Berliner Testament in anderen EU-Ländern unbekannt
Selbst wer in der Heimat ein eindeutiges Testament erstellt und seine Lieben nach bestem Wissen und Gewissen abgesichert hat, muss fürchten, dass ausländische Behörden seinen letzten Willen nicht oder nicht vollständig umsetzen. Besondere Probleme bekommen Eheleute, die sich per Berliner Testament gegenseitig zu Alleinerben einsetzen und die gemeinsamen Kinder vorläufig enterben.„Diese Form des Ehegattentestaments ist in Deutschland beliebt, weil sie den überlebenden Partner umfassend absichert“, sagt Hans H. Brecht, Rechtsanwalt und Notar in Siegen. Dummerweise sei der deutsche Klassiker in vielen anderen Ländern der Europäischen Union aber unbekannt – und laufe damit ins Leere. „Statt der maßgeschneiderten Vorgaben gelten dann doch wieder die spanischen oder französischen Standardregeln und die sind für Witwer oder Witwen nicht immer vorteilhaft.“ Vielfach werden Ehegatten mit einer Art Nutzungsrecht am Nachlass abgespeist.

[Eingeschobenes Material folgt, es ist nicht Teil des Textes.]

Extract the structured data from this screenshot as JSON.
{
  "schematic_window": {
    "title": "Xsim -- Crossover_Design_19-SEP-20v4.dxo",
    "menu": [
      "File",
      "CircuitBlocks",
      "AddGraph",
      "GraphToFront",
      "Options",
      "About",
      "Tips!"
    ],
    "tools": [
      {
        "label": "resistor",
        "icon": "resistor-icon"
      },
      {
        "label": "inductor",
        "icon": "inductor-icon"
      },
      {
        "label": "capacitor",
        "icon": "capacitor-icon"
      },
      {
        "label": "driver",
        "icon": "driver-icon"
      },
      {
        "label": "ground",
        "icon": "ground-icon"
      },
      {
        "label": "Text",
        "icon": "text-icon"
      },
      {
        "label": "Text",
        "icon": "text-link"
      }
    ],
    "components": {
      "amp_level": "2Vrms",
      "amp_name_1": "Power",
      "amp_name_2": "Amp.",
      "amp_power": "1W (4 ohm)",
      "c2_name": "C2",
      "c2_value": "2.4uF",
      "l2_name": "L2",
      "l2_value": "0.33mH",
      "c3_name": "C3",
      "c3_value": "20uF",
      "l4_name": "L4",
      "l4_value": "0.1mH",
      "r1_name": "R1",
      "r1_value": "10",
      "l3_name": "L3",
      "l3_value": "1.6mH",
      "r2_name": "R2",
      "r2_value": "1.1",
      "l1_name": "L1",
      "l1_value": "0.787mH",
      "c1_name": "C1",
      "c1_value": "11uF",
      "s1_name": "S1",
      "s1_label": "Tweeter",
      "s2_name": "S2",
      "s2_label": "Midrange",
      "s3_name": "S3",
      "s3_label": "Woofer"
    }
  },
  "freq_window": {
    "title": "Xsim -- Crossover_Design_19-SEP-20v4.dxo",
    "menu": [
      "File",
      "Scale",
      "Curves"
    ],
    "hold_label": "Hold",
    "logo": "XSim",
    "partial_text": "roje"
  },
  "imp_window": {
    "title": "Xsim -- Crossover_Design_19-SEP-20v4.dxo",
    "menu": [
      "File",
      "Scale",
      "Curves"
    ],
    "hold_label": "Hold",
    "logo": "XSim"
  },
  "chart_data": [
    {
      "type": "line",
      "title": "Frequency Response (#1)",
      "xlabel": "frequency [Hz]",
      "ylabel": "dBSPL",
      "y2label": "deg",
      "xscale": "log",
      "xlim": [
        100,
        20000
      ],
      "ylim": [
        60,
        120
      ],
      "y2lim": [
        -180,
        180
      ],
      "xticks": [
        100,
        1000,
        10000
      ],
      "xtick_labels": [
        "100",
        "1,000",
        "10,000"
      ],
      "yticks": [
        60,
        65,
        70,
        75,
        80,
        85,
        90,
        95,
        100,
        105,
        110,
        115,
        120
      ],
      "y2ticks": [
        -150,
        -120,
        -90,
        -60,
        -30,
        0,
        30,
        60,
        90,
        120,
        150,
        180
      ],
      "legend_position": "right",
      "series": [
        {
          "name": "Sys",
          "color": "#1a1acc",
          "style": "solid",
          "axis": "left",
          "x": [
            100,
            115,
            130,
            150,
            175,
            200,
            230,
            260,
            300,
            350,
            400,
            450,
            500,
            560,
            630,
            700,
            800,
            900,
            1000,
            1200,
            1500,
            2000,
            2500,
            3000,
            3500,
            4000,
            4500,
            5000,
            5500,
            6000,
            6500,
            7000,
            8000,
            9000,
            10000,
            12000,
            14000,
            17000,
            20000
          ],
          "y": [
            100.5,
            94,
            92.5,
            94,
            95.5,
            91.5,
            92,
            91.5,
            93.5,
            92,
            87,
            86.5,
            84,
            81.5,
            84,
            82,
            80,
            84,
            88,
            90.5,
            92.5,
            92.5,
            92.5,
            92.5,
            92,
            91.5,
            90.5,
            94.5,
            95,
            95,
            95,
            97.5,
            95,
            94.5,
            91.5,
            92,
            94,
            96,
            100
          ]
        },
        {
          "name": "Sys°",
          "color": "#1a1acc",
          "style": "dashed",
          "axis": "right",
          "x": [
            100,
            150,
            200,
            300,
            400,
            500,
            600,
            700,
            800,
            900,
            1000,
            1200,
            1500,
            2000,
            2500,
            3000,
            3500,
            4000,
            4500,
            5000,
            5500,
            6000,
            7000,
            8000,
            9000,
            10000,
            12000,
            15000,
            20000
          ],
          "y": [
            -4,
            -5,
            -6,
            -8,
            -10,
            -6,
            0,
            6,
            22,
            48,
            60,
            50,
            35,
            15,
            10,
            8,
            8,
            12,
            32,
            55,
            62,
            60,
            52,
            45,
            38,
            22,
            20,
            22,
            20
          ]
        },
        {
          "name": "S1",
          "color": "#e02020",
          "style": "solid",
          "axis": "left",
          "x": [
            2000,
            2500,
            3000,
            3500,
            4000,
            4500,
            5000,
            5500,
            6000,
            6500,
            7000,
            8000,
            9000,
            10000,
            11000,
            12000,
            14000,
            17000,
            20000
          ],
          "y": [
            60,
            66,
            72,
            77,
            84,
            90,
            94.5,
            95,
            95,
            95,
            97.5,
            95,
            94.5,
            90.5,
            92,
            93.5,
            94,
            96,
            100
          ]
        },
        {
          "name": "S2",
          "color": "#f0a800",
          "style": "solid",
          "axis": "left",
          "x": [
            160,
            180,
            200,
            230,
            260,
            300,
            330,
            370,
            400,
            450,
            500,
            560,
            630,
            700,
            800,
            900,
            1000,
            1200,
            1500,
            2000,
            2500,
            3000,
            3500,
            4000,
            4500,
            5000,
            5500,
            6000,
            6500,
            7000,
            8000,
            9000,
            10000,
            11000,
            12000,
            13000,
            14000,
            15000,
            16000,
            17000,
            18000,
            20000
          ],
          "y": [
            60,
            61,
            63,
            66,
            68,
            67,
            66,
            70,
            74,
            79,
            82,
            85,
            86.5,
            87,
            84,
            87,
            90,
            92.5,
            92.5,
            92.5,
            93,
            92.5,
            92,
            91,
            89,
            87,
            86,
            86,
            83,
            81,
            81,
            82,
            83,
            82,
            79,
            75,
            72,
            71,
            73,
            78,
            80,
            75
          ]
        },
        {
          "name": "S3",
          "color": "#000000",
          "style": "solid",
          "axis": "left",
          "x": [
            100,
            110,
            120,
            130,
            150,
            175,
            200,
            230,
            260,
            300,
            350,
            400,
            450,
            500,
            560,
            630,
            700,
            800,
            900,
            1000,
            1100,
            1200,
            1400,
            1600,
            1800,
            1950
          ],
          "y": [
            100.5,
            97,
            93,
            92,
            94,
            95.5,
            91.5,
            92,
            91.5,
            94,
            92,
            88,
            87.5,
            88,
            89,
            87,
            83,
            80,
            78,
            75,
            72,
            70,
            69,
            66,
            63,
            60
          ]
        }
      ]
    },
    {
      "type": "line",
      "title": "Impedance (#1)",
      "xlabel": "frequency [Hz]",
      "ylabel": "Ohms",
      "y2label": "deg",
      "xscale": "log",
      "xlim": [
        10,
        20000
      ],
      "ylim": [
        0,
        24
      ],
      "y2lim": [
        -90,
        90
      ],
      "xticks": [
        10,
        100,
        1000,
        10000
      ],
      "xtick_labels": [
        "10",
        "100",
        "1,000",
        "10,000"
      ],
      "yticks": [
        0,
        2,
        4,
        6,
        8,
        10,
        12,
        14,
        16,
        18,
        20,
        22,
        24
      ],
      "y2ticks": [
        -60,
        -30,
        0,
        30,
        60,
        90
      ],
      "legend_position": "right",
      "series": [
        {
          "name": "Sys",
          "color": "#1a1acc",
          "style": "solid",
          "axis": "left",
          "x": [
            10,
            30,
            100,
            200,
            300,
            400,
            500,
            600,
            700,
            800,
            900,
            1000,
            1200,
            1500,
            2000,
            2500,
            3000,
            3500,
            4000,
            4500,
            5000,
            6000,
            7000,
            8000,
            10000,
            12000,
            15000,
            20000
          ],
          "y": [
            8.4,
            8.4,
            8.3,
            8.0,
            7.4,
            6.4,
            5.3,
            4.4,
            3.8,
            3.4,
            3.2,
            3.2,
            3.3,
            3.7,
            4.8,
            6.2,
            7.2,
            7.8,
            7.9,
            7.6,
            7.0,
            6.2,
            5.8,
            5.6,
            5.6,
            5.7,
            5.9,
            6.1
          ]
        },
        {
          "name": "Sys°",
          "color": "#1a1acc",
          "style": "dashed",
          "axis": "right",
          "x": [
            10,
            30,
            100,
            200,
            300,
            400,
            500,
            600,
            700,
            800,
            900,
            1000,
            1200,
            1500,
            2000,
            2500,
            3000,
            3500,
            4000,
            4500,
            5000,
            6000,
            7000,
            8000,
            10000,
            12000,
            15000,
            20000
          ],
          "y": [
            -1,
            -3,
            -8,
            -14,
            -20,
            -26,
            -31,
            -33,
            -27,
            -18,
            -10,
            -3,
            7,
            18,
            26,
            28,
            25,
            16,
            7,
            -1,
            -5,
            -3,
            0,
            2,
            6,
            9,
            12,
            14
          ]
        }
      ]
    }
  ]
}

Rechtswahlklausel einbauen
Ehepaare, die auf Nummer sicher gehen wollen, müssen neue Wege suchen. „Wer heute ein Testament erstellt, sollte eine Rechtswahlklausel einbauen“, rät Roglmeier. „Sie stellt sicher, dass die Staatsbürgerschaft auch künftig bestimmt, welches Erbrecht nach dem eigenen Tod greift.“ Nicht nur neue Testamente brauchen eine solche Klausel. Auch Alt-Verfügungen müssen für die Anerkennung im Ausland entsprechend überarbeitet werden. Immerhin: „Eine notarielle Beurkundung ist dafür nicht nötig“, sagt Experte Brecht. „Es genügt, den entsprechenden Passus handschriftlich zu ergänzen. Jedoch müssen ihn beide Partner unterschreiben.“
Extrakosten für Dolmetscher oder Gutachter
Ein Restrisiko bleibt. Grund: Per Rechtswahl lassen sich die Inhalte des Testaments deutschem Recht unterwerfen. Das Verfahren, nach dem der Nachlass abgewickelt wird, ist aber weiter in dem Land angesiedelt, in dem der Erblasser gestorben ist. Das kann Schwierigkeiten verursachen. „Wenn spanische Nachlassrichter nach deutschen Regeln einen Nachlass verteilen sollen, geht das nicht ohne Extrakosten für Dolmetscher oder Gutachter“, warnt Juristin Roglmeier. Sie empfiehlt, die Erben zusätzlich zu verpflichten, etwaige Streitigkeiten vor deutschen Gerichten auszutragen. „Zuwiderhandlungen lassen sich durch den Verlust von Privilegien sanktionieren, die ein im Testament benannter Vollstrecker überwacht.“
Steuerberater ins Boot holen
Gibt es größere Vermögen zu verteilen, sollte ein Steuerberater am Formulieren der Verfügung beteiligt sein. Denn die Erbschaftsteuer bleibt erst einmal Ländersache. Brecht: „Wer nicht will, dass seine Erben womöglich in mehreren Staaten zur Kasse gebeten werden, sollte sich auch in diesem Bereich beraten lassen.“
* Dieser Text erschien bereits am 25. Mai 2015. Er wurde anlässlich des Inkrafttretens der EU-Verordnung am 17. August 2015 ohne inhaltliche Änderungen wiederveröffentlicht.